Yashmita Bhana, a business owner based in South Africa, is no stranger to confronting a challenge with confidence. She studied civil engineering at Wits University, where she was the only woman in her class. Her first business collapsed after she stepped away to care for her second child. And when she was three months pregnant with her third child, she scaled Mount Kilimanjaro, raising R500,000 for charity.
Today, Yashmita is adapting her business to help people in her community affected by COVID-19. Her company Nihka Technology Group is providing temporary free access to tech platforms for business owners, including an online finance and proposal writing tool that is integrated to WhatsApp.
In addition, Yashmita has helped 50 early childhood development centers to complete online training and communicate with other social projects during South Africa’ three-month lockdown, which ended in early June.
“Every time someone stands up for a cause, or does something to improve the lives of others, you are creating a tiny ripple of hope. And that ripple will build and become a massive wave,” said Yashmita.
Yashmita and her company are clients of Accion partner Lulalend, which uses a digitally-enabled business model to provide short-term funding for small and medium enterprises that have been traditionally underserved by other financial service providers.
Lulalend has quickly adapted to support their small business clients coping with the effects of the pandemic. They are addressing client concerns on a case-by-case basis, restructuring loans and extending payment terms as needed. Lulalend also set up a Facebook page for their clients to connect with other struggling business owners and share their experiences.
Yashmita says a major source of strength is her community of fellow women entrepreneurs. “Throughout my journey, there is one really important lesson I’ve learned,” she said. “I didn’t do it alone. I was supported by some incredible women. Women are so powerful when we stand together.

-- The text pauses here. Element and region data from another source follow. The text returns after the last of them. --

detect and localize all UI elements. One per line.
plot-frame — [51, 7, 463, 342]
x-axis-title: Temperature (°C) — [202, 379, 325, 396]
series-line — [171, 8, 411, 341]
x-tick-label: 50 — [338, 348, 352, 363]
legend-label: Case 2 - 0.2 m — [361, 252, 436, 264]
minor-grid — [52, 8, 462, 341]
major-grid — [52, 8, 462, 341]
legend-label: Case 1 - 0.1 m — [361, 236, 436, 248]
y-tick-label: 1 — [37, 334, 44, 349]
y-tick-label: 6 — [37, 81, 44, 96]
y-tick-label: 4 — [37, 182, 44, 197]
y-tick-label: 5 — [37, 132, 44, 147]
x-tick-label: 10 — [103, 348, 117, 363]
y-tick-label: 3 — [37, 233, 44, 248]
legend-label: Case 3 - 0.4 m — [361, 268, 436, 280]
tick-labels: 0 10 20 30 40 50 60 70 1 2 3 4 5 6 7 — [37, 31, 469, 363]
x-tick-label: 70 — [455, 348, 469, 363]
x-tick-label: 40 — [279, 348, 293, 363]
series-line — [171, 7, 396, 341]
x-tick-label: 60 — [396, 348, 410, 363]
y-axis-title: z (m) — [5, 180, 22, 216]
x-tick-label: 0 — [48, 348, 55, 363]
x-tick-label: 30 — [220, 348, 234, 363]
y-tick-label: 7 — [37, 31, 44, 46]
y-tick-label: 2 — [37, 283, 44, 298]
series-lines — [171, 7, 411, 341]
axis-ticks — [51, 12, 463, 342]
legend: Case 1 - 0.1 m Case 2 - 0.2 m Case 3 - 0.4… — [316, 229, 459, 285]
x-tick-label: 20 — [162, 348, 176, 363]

We are invincible together.”
Supporting women in business creates a “multiplier effect”
Lulalend is proud to support women entrepreneurs like Yashmita. “Studies have shown that when you empower women, you create a multiplier effect,” said Lulalend CEO Trevor Gosling. “You give them what they need to succeed, and they grow and they take entire communities along with them.”

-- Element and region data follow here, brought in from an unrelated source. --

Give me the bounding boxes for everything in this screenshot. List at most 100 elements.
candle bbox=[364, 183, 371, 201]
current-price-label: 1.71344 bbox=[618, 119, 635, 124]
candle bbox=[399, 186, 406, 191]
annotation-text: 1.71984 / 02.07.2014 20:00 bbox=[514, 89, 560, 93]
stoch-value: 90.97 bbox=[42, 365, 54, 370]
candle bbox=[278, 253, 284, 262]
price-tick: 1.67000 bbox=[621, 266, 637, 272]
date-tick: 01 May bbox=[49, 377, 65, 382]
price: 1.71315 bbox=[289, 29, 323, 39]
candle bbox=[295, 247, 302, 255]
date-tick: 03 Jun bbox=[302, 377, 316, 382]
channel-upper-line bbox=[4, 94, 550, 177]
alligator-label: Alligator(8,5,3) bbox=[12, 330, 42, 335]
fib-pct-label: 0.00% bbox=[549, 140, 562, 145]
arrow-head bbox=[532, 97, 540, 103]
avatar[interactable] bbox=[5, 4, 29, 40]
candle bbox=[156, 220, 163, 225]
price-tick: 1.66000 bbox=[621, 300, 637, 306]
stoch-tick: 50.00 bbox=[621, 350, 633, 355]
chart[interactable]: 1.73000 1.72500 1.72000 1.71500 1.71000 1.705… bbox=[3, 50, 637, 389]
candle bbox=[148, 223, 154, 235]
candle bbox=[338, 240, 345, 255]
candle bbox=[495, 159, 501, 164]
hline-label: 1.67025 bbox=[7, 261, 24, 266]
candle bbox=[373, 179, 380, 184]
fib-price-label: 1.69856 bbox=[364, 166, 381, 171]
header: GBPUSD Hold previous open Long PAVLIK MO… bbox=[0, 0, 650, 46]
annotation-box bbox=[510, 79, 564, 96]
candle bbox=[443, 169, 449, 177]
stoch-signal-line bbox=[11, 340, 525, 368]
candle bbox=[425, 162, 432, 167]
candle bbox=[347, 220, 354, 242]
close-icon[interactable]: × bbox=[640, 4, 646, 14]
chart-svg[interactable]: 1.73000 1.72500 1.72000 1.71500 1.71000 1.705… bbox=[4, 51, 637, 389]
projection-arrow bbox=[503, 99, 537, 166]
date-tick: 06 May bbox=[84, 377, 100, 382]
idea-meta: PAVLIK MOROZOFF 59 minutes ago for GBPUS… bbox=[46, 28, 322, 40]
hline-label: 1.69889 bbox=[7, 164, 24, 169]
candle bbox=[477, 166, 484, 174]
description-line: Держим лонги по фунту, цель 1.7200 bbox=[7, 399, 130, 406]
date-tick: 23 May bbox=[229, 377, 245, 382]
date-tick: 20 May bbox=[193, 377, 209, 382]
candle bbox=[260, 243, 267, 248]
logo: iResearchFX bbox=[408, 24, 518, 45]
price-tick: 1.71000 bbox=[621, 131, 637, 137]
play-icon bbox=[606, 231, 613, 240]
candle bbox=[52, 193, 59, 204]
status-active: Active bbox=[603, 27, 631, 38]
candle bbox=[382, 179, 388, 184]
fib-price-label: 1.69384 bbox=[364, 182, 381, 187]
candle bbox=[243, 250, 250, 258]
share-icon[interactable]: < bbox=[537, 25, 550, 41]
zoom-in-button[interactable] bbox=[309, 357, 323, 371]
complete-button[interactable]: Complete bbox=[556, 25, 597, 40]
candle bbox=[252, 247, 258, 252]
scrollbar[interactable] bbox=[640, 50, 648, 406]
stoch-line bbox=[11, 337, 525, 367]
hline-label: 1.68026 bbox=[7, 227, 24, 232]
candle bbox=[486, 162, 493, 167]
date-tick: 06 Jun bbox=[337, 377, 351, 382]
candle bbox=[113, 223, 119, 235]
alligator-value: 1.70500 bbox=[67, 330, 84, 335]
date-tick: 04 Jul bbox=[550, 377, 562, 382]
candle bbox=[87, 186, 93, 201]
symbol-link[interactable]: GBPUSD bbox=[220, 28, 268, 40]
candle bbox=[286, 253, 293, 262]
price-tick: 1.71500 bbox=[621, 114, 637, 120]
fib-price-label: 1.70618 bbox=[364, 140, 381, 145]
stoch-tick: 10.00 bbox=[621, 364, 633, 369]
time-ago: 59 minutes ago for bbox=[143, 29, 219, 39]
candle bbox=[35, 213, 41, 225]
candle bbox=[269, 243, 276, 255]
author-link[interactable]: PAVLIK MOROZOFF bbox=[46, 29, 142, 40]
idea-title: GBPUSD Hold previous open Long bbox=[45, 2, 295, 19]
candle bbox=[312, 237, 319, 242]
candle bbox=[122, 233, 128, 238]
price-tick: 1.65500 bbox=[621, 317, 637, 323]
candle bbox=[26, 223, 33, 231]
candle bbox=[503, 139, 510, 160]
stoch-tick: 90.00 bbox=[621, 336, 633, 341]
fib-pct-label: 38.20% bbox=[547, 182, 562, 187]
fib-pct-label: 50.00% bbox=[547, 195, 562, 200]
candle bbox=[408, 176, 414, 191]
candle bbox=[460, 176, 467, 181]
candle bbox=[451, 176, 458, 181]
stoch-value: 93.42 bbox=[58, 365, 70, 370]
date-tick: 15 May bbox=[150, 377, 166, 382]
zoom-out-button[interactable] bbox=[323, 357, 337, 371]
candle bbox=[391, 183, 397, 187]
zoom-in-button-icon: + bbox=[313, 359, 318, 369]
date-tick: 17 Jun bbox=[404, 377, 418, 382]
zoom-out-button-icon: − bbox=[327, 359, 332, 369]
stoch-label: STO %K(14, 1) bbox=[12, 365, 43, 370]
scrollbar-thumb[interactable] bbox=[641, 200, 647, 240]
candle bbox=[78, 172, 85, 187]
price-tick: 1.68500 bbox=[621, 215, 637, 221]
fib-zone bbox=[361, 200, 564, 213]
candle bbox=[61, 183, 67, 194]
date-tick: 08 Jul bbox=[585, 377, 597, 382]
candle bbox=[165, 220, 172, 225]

Jennifer Classen, another client of Lulalend, is living proof of this multiplier effect. She started Ngaphaya Y2K10 (or “Beyond 2010”) with the goal of delivering high-quality industrial equipment and products during the 2010 Soccer World Cup. Since then, Classen has made a difference in her community by creating more jobs and better opportunities for local women.
As an essential business, Classen kept operating through South Africa’s COVID-19 lockdown, providing job security to her employees. Beyond that, she’s used her infrastructure to help other businesses, many owned by women, deliver essential products like hand sanitizer. She is now on the forefront of the effort to deliver approved COVID-19 antibody test strips.
“For us, success means so much more than just financial reward,” said Jennifer. “As a woman-owned and managed company, our business is built on the principles of creating opportunities for other women through skills-transfer, sustainable employment, and genuine empowerment.”
Jennifer and Yashmita’s stories demonstrate how, with targeted support, underserved and women-owned businesses can be valuable partners for communities confronting the many challenges raised by COVID-19. In turn, they can also lay a foundation for more women to succeed in business and build financially resilient communities.